Si nous voulons aller au bout du processus, je crois qu'il est temps que la communauté internationale aide notre pays sur le plan économique, par un moyen ou un autre. En ne boycottant pas le tourisme, par exemple, déjà en berne depuis la révolution de 2011, alors qu'il constitue le poumon économique du pays et représente la première source de revenus de la Tunisie. Venez, et vous verrez, nous avons de très beaux paysages, de belles plages, de beaux sites historiques, mais aussi des artistes, des intellectuels, et 3000 ans d'une histoire très riche.

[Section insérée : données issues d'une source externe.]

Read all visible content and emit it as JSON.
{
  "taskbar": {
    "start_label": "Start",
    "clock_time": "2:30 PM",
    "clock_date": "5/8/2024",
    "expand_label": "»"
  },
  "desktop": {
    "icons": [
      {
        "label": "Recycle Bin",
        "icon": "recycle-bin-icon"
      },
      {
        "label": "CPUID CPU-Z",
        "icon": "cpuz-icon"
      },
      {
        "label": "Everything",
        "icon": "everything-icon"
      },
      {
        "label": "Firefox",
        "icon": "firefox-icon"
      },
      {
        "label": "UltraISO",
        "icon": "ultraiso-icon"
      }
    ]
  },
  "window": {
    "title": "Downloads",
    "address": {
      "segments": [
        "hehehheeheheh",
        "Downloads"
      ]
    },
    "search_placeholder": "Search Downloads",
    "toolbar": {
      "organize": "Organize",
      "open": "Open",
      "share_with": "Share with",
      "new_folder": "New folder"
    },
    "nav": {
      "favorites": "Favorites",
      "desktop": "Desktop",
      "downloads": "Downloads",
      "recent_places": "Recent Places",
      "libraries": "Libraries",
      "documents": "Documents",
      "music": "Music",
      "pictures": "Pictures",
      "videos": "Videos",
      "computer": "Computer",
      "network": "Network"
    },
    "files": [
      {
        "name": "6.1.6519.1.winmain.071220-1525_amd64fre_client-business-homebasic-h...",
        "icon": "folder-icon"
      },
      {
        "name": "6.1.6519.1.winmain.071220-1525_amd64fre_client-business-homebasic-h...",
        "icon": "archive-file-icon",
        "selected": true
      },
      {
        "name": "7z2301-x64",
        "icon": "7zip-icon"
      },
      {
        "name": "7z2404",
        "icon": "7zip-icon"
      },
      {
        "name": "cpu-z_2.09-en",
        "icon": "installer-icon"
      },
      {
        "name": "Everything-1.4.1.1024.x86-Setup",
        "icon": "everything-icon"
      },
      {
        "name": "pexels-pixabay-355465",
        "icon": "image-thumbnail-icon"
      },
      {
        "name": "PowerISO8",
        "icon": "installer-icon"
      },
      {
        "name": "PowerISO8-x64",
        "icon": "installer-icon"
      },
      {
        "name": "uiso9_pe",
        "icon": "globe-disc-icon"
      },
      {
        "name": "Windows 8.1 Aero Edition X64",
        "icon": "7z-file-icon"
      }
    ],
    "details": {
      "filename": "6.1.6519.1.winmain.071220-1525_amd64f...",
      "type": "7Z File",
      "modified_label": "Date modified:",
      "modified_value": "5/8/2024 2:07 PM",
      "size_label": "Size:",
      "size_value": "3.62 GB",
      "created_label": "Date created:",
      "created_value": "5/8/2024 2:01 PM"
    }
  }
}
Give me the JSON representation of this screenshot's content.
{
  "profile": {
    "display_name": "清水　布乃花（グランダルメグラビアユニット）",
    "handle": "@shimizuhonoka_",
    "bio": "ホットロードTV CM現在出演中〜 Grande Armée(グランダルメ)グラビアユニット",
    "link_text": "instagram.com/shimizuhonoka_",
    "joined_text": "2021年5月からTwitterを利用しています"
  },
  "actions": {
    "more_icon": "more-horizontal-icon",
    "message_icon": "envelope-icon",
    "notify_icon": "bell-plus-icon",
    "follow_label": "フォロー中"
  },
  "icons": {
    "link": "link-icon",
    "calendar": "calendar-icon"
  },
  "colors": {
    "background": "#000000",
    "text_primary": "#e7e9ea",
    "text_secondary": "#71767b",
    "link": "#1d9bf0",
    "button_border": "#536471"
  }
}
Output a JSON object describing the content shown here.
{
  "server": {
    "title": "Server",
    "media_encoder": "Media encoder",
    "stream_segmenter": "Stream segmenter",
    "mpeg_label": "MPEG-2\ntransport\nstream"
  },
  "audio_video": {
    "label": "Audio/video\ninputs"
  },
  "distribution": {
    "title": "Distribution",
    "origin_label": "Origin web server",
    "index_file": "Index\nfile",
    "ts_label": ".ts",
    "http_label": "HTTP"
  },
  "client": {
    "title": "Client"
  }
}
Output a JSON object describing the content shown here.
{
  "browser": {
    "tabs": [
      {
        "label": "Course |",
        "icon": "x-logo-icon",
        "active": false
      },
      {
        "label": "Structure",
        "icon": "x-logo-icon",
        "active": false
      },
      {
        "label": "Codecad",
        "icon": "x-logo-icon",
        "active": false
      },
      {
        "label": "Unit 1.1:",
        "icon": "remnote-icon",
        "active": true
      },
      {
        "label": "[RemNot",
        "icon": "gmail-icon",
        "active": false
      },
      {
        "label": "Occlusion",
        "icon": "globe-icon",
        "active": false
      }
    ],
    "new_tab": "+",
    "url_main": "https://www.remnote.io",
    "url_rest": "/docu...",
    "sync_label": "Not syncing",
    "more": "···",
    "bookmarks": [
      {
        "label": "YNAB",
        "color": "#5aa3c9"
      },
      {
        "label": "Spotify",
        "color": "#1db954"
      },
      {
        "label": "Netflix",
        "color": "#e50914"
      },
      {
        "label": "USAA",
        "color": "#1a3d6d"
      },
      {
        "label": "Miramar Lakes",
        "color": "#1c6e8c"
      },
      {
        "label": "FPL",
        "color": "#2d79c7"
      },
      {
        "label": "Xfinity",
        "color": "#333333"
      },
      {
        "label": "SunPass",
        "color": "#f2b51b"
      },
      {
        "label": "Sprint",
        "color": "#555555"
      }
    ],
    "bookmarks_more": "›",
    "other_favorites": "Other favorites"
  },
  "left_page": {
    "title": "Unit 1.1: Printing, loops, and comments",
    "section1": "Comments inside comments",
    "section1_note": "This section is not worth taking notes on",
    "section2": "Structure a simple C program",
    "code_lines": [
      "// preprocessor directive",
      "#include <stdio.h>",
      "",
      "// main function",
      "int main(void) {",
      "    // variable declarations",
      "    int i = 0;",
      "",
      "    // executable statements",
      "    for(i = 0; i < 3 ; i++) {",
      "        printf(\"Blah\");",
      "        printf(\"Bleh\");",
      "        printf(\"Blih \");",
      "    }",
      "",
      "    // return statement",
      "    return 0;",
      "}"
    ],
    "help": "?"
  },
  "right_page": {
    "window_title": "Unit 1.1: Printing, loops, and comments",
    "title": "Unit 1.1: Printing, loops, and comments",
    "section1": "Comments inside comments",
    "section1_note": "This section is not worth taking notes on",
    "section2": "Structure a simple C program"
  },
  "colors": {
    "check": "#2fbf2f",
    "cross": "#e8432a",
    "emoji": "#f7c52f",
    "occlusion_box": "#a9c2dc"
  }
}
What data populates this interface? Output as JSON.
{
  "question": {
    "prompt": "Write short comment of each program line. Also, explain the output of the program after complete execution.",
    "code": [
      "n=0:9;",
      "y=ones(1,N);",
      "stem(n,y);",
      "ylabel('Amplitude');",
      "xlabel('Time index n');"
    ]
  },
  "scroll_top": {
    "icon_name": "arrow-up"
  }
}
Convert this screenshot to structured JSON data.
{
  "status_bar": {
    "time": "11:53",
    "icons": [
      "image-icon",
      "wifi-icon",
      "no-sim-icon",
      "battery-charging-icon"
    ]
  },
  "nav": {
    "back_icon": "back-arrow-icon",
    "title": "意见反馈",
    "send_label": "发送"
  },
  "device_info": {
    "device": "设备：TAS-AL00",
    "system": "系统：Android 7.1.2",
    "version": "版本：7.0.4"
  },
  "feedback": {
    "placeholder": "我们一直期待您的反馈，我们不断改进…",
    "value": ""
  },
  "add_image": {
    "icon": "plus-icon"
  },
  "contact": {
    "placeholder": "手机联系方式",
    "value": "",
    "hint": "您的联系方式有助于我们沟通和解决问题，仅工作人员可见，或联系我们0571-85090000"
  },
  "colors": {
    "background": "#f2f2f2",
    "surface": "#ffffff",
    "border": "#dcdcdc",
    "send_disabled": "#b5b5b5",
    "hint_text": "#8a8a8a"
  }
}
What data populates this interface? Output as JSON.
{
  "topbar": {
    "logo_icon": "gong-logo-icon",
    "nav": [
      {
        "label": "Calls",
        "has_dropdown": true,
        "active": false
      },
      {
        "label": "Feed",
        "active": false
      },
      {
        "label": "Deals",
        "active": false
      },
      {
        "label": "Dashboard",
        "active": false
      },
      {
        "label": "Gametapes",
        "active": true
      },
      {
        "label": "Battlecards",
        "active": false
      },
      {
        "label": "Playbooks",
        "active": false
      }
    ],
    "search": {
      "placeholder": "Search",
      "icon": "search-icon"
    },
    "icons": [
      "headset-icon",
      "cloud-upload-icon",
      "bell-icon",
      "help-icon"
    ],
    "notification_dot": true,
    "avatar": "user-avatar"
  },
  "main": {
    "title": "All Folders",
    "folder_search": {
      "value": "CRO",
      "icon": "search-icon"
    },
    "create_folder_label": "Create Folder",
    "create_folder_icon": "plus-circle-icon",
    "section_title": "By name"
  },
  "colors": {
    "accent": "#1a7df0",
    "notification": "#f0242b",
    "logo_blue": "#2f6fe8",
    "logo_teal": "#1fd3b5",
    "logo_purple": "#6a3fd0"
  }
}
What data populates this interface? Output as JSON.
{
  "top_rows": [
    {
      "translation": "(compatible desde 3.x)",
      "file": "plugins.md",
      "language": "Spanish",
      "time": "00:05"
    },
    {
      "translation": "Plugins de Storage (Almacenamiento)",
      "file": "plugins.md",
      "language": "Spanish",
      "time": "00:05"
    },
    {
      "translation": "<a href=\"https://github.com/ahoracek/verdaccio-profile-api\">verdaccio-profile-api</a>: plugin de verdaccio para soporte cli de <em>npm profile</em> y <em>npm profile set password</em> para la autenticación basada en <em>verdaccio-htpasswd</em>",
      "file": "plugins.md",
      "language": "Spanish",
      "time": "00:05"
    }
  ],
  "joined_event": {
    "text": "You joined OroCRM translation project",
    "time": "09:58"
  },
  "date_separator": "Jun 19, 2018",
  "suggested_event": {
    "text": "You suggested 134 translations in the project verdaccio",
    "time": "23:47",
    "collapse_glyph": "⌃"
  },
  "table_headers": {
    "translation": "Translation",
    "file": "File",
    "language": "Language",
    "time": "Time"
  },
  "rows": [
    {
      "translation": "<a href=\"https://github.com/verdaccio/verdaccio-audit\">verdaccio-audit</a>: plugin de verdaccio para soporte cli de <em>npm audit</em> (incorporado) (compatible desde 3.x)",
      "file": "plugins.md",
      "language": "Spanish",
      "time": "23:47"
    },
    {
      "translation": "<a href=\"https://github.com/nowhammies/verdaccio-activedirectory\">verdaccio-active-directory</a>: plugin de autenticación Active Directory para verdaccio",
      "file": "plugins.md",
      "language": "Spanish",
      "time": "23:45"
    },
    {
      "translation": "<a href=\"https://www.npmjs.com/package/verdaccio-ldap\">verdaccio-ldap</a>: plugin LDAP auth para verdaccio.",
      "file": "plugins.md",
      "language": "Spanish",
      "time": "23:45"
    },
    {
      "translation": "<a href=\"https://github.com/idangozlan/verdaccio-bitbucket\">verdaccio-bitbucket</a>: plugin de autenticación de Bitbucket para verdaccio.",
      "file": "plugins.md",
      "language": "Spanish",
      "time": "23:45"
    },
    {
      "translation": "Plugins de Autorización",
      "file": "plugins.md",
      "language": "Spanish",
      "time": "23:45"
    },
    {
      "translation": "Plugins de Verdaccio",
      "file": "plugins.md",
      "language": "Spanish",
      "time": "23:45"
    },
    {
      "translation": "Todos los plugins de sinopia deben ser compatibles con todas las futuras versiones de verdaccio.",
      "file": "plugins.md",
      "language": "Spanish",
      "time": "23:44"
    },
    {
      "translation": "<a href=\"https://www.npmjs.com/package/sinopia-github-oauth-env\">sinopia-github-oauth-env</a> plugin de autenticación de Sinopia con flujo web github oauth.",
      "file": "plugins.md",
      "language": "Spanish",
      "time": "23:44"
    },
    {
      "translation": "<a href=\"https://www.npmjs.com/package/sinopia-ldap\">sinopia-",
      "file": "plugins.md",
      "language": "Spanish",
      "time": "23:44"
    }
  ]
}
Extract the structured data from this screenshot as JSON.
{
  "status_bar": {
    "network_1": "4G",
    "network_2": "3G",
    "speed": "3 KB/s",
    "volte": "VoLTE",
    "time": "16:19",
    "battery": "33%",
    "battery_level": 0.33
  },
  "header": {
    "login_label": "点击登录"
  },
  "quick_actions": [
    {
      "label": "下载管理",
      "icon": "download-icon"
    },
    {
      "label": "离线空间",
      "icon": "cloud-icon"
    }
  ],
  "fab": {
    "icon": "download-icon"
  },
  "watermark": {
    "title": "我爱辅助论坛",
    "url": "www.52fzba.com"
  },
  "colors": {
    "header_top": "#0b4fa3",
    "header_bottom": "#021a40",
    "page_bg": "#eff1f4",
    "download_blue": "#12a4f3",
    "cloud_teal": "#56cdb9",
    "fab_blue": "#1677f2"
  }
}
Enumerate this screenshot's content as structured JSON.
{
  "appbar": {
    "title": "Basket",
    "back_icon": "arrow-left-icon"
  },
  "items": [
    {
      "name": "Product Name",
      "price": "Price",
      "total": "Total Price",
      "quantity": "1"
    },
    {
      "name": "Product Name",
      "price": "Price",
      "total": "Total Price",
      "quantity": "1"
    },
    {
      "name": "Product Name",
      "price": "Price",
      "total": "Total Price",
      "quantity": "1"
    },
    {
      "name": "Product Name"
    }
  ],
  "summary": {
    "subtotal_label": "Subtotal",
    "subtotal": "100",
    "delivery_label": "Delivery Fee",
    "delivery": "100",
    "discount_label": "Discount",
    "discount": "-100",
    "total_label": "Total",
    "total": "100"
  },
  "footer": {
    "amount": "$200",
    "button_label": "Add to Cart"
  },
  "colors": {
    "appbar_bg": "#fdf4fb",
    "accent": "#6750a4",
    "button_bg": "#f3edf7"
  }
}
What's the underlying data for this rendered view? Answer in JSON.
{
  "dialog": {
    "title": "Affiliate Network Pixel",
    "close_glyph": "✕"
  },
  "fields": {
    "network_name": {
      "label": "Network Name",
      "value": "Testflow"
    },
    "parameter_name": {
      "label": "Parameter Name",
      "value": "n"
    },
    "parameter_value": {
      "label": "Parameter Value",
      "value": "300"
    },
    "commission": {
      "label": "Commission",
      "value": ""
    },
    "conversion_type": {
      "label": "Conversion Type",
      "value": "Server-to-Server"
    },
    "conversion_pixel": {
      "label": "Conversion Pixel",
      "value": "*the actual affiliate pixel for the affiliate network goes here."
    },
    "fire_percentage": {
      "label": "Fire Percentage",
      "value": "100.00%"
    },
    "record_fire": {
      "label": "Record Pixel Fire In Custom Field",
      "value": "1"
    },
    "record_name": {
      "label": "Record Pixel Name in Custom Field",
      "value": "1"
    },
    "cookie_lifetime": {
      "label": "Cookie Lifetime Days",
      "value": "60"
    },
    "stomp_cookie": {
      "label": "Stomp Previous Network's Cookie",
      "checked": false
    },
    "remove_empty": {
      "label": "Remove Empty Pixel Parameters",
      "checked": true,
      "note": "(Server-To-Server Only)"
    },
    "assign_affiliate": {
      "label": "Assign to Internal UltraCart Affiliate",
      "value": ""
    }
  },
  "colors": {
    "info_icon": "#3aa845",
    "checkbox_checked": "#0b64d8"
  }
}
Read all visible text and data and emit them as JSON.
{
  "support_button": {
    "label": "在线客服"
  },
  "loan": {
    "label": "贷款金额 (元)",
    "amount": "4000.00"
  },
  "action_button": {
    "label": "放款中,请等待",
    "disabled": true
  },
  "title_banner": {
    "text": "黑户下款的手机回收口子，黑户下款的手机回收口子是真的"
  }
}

Début de la conférence lundi 30 mars, à 17 h,
à la Faculté de droit, d’économie et de gestion, amphi Lagon.
Entrée libre et gratuite.

Renseignements complémentaires : Rahim Kherad
rahim.kherad @ univ-angers.fr

Professeure invitée

Auteure d'une thèse sur « Le droit d'ingérence et les interventions humanitaires : état du droit et de la pratique international », soutenue en 2008, Hajer Gueldich, 39 ans, est professeure agrégée en droit public à l'Université de Carthage et l'Institut supérieur des études juridiques et politiques de Kairouan. Fin janvier 2015, en marge du 24e Sommet de l'Union africaine elle a été élue membre de la Commission de l’Union africaine pour le droit international (Cuadi), un collège de 11 experts chargés de promouvoir le développement progressif du droit international en Afrique et de sa codification.

Hajer Gueldich a été invitée pendant dix jours à l'Université d'Angers, par Rahim Kherad professeur de droit, et co-responsable du master Droit international et européen.